Anyone else experience this and is there a better way of using rewrite/redirect to make this bulletproof?
Thanks.
There's no way to make referrer-based access control reliable, because referrers are often not sent by browsers and by 'media players', and those that are sent are often blocked by firewalls and caching proxies between the client and the server.
I'll venture a guess at why this is happening: Note that the URL in the address bar while viewing the 403 page remains that of the originally-requested resource. When you do a refresh, that URL is re-fetched, but with a blank referrer (just like a type-in URL would be). Therefore, it passes based on the allowance in RewriteCond #1 for a blank referrer. But this allowance is necessary in order for your site to be accessible to users behind caching proxies. So it's a catch-22.
Access control by referrer is most useful to stop 'casual' hotlinking. It is easily bypassed by determined and knowledgeable persons. In order to more reliably protect your content, a cookies- or password- based method is needed.
Jim
> When you do a refresh, that URL is re-fetched, but > with a blank referrer (just like a type-in URL
> would be). Therefore, it passes based on the
> allowance in RewriteCond #1 for a blank referrer.
Thanks for your reply. Never thought of that but makes perfect sense to me.
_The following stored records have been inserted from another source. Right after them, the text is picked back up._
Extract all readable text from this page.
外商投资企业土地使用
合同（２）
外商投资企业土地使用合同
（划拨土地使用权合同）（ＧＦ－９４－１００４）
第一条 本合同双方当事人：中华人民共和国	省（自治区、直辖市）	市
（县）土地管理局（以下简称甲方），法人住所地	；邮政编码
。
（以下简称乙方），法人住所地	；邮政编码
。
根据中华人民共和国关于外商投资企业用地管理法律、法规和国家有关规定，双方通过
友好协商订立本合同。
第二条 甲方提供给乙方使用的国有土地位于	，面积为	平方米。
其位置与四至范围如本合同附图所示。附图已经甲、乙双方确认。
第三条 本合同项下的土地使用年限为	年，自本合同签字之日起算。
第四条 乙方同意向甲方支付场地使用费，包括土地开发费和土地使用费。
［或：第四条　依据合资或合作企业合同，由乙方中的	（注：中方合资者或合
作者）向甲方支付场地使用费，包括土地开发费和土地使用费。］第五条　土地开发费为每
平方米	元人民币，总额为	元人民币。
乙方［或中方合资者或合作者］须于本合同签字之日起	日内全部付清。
> Access control by referrer is most useful to
> stop 'casual' hotlinking. It is easily bypassed by > determined and knowledgeable persons. In order to
> more reliably protect your content, a cookies- or
> password- based method is needed.
Yes, I know, even the most casual of users can figure a way around.
What exactly do you mean a "cookies" based method? Can you refer me to more information on how I could implement something like this?
Thanks again!
Gabriel
In .htaccess, set a cookie for visitors to the page example.com/yourdownload-page.html:
<FilesMatch "^yourdownload-page\.html$">
Header set Set-cookie: "Visited; path=/"
</FilesMatch>
Options +FollowSymLinks
RewriteEngine on
RewriteCond %{HTTP_COOKIE} !^Visited
RewriteRule ^resource\.pdf$ /goaway.pdf [L]
Jim
> That's a cobbled-together simple example; It's
> untested, and comes with no warranty or support
> agreement. But it demonstrates a simple cookie set
> and check. That's also 99% of what I know about
> cookies, but you should be able to find more info
> with some specific searches.
Thanks for your help! That's a great start... enough to get me going on my way. I'll definitely need to spend a few minutes doing some research to get my head around the use of cookies on my site.